Conditions Are Power-Law Distributed: An Example
I observed to Mike Hill that conditions in code are power-law distributed. That is, there is one condition (if XXX) that is used more than any other, two that are used half that much and so on until you have lots of conditions that are only used once.
I wanted to double check myself, since this is a pretty science-y observation. I did. I was right. (Dang, that’s not very science-y. Let me try again.) The prediction I made matched a new observation.
I’ll walk you through how I got the data (it’s a long Unix command line — feel free to tell me how to do it beautifully with R or something).
First, we want to extract the if statements from our codebase (I picked Ansible for no good reason except that I had it around). This will do it:
> grep -R --include=’*.py’ ‘if ‘ .
./packaging/release/tests/version_helper_test.py: if isinstance(expected, type):
./packaging/release/changelogs/changelog.py: if argcomplete:
./packaging/release/changelogs/changelog.py: if args.verbose > 2:
./packaging/release/changelogs/changelog.py: elif args.verbose > 1:
This does indeed give us a bunch of if statements. Now we need to strip out the extraneous portions, the “if” at the beginning and the “:” at the end (this being Python).
> grep -R --include=’*.py’ ‘if ‘ . | perl -nle ‘print $1 if /.*if (.*):/’
args.verbose > 2
args.verbose > 1
Now we have just the conditions. How many of each are there? First sort them then pass them through uniq -c to count them.
> grep -R --include=’*.py’ ‘if ‘ . | perl -nle ‘print $1 if /.*if (.*):/’ | sort | uniq -c
1 “ “ in v
2 “ at ‘^’ position” in err
1 “#LogService.ClearLog” in _data[u”Actions”]
4 “%s” not in validate
Sort these numerically in reverse order and we can see the heavy hitters.
> grep -R --include=’*.py’ ‘if ‘ . | perl -nle ‘print $1 if /.*if (.*):/’ | sort | uniq -c | sort -n -r
2332 __name__ == ‘__main__’
682 ‘message’ in response
645 state == ‘present’
644 not module.check_mode
What we want eventually is a histogram showing how many single-use conditions there are, how many conditions are used twice, etc. Use “cut” to extract the counts, then the same “sort | uniq -c” trick to get a histogram.

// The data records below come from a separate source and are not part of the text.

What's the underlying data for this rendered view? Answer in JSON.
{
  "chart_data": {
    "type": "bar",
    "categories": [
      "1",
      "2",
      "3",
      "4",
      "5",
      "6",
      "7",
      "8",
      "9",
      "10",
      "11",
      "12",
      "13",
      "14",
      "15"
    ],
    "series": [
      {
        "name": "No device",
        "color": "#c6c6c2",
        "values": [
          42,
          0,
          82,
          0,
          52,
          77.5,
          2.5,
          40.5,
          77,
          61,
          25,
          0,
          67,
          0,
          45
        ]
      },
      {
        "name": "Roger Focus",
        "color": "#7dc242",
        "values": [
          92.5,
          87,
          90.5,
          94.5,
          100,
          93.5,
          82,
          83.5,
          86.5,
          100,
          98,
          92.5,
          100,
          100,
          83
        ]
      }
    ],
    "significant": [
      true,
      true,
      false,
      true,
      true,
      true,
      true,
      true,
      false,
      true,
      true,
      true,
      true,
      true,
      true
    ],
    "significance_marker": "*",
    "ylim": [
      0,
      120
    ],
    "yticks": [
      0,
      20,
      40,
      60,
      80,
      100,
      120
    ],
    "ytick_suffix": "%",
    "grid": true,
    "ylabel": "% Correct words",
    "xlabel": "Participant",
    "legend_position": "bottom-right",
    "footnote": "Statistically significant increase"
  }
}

> grep -R --include=’*.py’ ‘if ‘ . | perl -nle ‘print $1 if /.*if (.*):/’ | sort | uniq -c | sort -n -r | cut -c 1–5 | sort -n | uniq -c
Sure enough, there are lots of conditions (28K) used once, many fewer used twice, many fewer used three times, and on down.

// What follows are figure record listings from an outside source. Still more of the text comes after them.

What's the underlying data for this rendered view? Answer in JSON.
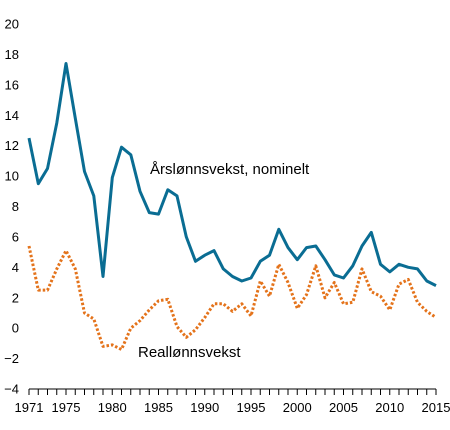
{
  "chart_data": {
    "type": "line",
    "title": "",
    "xlabel": "",
    "ylabel": "",
    "xlim": [
      1971,
      2015
    ],
    "ylim": [
      -4,
      20
    ],
    "y_ticks": [
      -4,
      -2,
      0,
      2,
      4,
      6,
      8,
      10,
      12,
      14,
      16,
      18,
      20
    ],
    "x_ticks": [
      1971,
      1975,
      1980,
      1985,
      1990,
      1995,
      2000,
      2005,
      2010,
      2015
    ],
    "grid": false,
    "x": [
      1971,
      1972,
      1973,
      1974,
      1975,
      1976,
      1977,
      1978,
      1979,
      1980,
      1981,
      1982,
      1983,
      1984,
      1985,
      1986,
      1987,
      1988,
      1989,
      1990,
      1991,
      1992,
      1993,
      1994,
      1995,
      1996,
      1997,
      1998,
      1999,
      2000,
      2001,
      2002,
      2003,
      2004,
      2005,
      2006,
      2007,
      2008,
      2009,
      2010,
      2011,
      2012,
      2013,
      2014,
      2015
    ],
    "series": [
      {
        "name": "Årslønnsvekst, nominelt",
        "color": "#0a6d93",
        "dash": "solid",
        "values": [
          12.5,
          9.5,
          10.5,
          13.5,
          17.4,
          13.8,
          10.3,
          8.7,
          3.4,
          9.9,
          11.9,
          11.4,
          9.0,
          7.6,
          7.5,
          9.1,
          8.7,
          6.0,
          4.4,
          4.8,
          5.1,
          3.9,
          3.4,
          3.1,
          3.3,
          4.4,
          4.8,
          6.5,
          5.3,
          4.5,
          5.3,
          5.4,
          4.5,
          3.5,
          3.3,
          4.1,
          5.4,
          6.3,
          4.2,
          3.7,
          4.2,
          4.0,
          3.9,
          3.1,
          2.8
        ]
      },
      {
        "name": "Reallønnsvekst",
        "color": "#e4731b",
        "dash": "dotted",
        "values": [
          5.4,
          2.5,
          2.5,
          3.9,
          5.1,
          3.9,
          1.0,
          0.6,
          -1.2,
          -1.1,
          -1.4,
          0.0,
          0.5,
          1.2,
          1.8,
          1.9,
          0.1,
          -0.6,
          -0.1,
          0.7,
          1.6,
          1.6,
          1.1,
          1.6,
          0.8,
          3.1,
          2.1,
          4.2,
          3.0,
          1.3,
          2.2,
          4.1,
          2.0,
          3.0,
          1.6,
          1.7,
          3.9,
          2.4,
          2.1,
          1.2,
          2.9,
          3.2,
          1.7,
          1.1,
          0.7
        ]
      }
    ],
    "annotations": [
      {
        "text": "Årslønnsvekst, nominelt",
        "series": 0
      },
      {
        "text": "Reallønnsvekst",
        "series": 1
      }
    ]
  }
}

Down at the bottom we have one condition used 2332 times.
Graphing this data we get an inkling that we’re not in Normalistan any more.
Shifting the axes to logarithmic shows something like a power-law distribution.
There is a trend in how often a condition “ought” to appear. And there you have it — preferential attachment at work. The more often a condition appears in a codebase, the more likely that condition is to be used the next time a conditional appears.